Another thing to be aware of is how add-ons, like accessories and warranties, can influence the price. It isn't uncommon to discuss these after a purchase price has been agreed on, which will only inflate the final cost of the vehicle. It's important to be well educated on whether or not these added costs are necessary, and how much you're willing to spend making upgrades on the basic model of your vehicle.
About That Trade In…
Trading in an older car is a great way to lower the price of your new car. However, getting what your car is worth isn’t as simple as just driving it up the dealership. First and foremost, McPherson recommended negotiating the value of your trade-in apart from the price of the car you wish to purchase. More specifically, he recommended negotiating the price of the car you will purchase before you introduce the trade in at all. Next, you need to do a little research so you can be sure what you are being offered is reasonable.
“Get an offer from CarMax to know what someone will pay for your trade-in,” he suggested. “Looking up a Kelley Blue Book value for your used car and quickly scouring Craig's list will provide further data points. Remember, data is key when negotiating.”
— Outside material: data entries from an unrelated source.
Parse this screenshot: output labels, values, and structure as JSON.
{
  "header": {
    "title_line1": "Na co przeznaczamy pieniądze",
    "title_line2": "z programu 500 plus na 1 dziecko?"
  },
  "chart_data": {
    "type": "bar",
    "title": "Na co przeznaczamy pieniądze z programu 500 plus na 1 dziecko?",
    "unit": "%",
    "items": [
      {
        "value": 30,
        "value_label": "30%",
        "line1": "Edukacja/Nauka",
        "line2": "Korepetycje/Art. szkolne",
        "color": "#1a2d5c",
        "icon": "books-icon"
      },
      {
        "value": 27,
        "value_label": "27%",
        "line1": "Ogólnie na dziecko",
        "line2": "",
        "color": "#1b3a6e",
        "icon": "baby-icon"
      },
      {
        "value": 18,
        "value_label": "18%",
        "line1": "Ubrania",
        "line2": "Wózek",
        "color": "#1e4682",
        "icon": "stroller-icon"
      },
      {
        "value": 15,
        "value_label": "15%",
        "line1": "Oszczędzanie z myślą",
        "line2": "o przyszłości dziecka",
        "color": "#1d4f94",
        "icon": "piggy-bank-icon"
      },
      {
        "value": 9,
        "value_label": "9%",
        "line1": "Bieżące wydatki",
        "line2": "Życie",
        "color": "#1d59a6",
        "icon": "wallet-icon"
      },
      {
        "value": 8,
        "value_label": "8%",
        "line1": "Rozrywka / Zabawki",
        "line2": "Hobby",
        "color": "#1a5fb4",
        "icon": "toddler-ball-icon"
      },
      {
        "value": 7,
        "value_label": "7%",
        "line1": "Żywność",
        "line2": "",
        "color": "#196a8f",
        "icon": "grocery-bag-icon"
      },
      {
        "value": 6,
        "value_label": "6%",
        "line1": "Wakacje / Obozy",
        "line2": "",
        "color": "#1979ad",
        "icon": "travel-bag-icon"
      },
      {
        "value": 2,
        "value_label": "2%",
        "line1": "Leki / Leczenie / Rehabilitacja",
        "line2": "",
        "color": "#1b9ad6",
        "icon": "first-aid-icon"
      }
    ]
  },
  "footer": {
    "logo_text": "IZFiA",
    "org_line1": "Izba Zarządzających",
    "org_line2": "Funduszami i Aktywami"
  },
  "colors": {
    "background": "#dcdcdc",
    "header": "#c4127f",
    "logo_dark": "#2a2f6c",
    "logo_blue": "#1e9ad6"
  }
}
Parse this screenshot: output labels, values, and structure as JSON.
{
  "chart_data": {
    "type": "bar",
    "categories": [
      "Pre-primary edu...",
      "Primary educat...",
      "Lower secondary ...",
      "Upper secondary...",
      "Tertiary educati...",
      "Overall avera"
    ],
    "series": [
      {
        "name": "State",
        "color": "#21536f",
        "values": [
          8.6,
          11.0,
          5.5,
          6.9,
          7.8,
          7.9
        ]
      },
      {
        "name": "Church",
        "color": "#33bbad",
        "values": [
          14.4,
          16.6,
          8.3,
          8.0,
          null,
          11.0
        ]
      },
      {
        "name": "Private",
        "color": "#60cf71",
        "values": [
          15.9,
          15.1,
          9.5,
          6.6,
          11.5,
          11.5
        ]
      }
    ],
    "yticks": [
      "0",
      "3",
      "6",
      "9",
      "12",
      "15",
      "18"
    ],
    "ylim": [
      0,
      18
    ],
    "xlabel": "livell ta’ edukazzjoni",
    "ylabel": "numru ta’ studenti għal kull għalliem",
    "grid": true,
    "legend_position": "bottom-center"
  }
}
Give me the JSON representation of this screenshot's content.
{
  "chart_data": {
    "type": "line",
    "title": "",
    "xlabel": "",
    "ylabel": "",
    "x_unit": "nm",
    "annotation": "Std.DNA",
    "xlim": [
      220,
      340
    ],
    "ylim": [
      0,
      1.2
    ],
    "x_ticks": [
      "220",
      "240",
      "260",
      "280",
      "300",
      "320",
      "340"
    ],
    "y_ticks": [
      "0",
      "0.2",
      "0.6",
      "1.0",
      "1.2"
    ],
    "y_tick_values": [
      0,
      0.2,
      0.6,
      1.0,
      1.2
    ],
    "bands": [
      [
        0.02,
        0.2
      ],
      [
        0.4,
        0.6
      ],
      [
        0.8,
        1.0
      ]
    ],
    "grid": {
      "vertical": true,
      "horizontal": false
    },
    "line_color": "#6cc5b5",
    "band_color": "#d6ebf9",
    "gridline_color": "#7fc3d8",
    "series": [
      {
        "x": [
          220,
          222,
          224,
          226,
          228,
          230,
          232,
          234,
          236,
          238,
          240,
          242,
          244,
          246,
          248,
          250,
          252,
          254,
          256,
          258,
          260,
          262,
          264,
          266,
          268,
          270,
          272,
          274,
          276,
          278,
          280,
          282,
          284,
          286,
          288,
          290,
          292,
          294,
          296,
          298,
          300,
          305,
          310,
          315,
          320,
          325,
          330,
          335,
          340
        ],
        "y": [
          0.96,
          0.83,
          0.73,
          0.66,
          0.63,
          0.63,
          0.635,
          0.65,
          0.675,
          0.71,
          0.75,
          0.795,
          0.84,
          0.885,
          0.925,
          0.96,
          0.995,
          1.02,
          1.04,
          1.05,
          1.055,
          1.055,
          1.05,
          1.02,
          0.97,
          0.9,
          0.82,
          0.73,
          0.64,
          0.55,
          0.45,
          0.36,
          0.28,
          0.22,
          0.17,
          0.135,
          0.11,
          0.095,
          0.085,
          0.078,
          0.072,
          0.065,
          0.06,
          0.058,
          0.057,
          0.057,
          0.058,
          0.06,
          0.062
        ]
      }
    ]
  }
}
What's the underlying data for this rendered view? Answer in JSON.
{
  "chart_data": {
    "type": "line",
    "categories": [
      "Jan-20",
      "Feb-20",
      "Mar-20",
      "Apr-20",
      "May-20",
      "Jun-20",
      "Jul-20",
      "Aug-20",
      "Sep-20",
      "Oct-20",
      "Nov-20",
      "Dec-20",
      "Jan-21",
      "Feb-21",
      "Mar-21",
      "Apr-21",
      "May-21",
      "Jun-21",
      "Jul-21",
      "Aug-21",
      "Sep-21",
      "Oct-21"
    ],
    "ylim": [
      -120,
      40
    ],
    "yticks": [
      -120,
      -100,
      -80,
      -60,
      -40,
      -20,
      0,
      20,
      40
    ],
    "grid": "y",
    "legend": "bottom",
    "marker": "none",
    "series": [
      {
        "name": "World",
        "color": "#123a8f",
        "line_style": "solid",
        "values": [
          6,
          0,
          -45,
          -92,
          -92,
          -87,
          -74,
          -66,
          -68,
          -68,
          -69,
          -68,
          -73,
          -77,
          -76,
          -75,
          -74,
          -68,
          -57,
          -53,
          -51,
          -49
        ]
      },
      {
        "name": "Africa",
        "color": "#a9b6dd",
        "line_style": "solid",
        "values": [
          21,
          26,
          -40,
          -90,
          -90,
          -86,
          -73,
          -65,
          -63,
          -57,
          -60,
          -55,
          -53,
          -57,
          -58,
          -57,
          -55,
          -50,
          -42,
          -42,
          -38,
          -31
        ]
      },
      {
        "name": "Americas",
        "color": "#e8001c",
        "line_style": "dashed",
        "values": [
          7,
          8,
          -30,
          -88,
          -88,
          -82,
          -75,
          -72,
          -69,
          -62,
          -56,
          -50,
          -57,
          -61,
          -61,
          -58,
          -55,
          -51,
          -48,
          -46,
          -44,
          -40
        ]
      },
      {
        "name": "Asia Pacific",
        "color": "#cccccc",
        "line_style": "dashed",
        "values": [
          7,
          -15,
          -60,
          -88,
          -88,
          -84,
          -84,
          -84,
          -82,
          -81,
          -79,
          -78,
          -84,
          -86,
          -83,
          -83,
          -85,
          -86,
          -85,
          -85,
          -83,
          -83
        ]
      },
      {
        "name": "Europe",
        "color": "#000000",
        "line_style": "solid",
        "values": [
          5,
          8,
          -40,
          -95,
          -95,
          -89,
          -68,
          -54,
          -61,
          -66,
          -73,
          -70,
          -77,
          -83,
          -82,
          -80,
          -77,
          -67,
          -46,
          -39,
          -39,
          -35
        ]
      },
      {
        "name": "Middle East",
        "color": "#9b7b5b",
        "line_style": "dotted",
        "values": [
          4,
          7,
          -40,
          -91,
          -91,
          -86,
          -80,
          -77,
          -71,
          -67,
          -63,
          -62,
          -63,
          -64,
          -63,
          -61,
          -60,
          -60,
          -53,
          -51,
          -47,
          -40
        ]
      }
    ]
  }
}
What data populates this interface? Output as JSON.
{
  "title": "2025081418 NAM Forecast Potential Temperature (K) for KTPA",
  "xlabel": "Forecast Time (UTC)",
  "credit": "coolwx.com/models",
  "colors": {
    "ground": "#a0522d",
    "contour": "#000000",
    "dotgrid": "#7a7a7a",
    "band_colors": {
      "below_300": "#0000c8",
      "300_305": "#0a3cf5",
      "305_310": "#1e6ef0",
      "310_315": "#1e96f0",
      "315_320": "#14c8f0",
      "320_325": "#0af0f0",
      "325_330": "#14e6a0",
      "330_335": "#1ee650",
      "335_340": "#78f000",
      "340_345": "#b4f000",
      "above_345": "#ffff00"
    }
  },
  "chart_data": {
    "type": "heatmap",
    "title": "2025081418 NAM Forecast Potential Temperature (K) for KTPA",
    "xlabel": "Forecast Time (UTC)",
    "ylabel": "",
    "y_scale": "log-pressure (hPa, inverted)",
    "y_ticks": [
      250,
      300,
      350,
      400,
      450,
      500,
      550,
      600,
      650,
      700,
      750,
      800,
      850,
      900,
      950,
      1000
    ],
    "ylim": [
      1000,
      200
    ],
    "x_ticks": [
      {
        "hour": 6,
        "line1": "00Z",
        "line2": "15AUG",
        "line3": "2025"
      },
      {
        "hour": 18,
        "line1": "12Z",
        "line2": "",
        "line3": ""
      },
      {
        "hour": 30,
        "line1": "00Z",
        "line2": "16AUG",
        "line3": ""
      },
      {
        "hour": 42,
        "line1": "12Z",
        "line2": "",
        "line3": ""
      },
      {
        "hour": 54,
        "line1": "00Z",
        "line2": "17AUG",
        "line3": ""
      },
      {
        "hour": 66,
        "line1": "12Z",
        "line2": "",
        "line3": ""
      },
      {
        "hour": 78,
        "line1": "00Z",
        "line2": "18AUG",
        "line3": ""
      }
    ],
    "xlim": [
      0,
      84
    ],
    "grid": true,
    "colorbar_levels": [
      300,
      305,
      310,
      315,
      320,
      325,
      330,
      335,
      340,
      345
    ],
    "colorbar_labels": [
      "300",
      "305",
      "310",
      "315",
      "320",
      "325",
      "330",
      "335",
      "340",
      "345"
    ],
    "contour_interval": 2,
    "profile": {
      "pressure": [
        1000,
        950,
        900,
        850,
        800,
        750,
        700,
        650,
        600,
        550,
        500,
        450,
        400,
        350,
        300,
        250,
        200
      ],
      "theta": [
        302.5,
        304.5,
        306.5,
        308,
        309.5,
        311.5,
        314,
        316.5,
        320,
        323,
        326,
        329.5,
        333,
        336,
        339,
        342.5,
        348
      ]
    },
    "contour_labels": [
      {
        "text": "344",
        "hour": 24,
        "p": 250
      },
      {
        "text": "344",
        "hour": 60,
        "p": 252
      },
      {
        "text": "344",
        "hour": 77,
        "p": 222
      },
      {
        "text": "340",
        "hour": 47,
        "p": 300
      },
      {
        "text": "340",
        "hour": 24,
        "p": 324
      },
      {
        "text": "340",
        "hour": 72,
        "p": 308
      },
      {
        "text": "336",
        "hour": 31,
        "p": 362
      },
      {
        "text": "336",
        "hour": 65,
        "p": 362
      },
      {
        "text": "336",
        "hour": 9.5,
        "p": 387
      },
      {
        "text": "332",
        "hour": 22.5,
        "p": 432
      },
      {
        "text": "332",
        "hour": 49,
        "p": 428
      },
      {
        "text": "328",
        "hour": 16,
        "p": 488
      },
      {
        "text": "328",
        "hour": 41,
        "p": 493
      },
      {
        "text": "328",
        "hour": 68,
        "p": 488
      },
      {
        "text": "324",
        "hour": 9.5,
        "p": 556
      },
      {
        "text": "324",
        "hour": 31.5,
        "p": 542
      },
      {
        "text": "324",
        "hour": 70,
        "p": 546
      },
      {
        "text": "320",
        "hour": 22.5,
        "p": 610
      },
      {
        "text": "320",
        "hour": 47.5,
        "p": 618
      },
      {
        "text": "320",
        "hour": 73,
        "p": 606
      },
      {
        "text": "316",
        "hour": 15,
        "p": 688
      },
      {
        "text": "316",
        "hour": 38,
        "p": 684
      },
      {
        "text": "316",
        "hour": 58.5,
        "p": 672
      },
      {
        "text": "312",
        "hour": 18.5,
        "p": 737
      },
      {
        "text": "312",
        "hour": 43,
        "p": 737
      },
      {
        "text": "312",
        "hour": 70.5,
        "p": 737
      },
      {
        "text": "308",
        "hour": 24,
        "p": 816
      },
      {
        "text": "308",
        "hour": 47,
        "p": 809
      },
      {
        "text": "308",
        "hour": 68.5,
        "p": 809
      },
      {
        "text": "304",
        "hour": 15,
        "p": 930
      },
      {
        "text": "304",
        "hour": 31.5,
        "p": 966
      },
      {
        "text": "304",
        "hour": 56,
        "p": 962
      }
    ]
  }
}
Additionally, you might find that your dealers will try to use recently-auctioned cars to talk down the value of your trade-in. They’ll likely present with a list, highlighting the cars like yours that sold for lower prices. Turn the tables on them, be sure to point out the higher priced auction sales on the very same list.
Financing the Purchase
Paying for a new car in cash is the best option, but not everyone has the means to avoid financing their next car. If you must finance your next vehicle, then be certain that you wait to talk about this aspect until you've agreed on a price.
When talk of financing begins, make sure you’ve come pre-approved from another lending source.
“Large banks to credit unions to newer non-traditional lenders have made auto loan rates competitive, especially for well-qualified borrowers,” explained McPherson. “Before deciding on a lender, be sure to check area dealers' websites for financing offers.”
Coming prepared with pre-approval doesn’t necessarily mean you will end up going with an outside lender, according to Drury. Instead, it allows you the option to walk go with the better option if the financing offered at the dealership doesn’t meet your needs.
“It is usually advisable for the buyer to shop and secure financing before going to the dealership, then allow the dealership to offer even better financing terms,” he explained, noting that buyers with poor credit are more likely to get the best options from the dealership.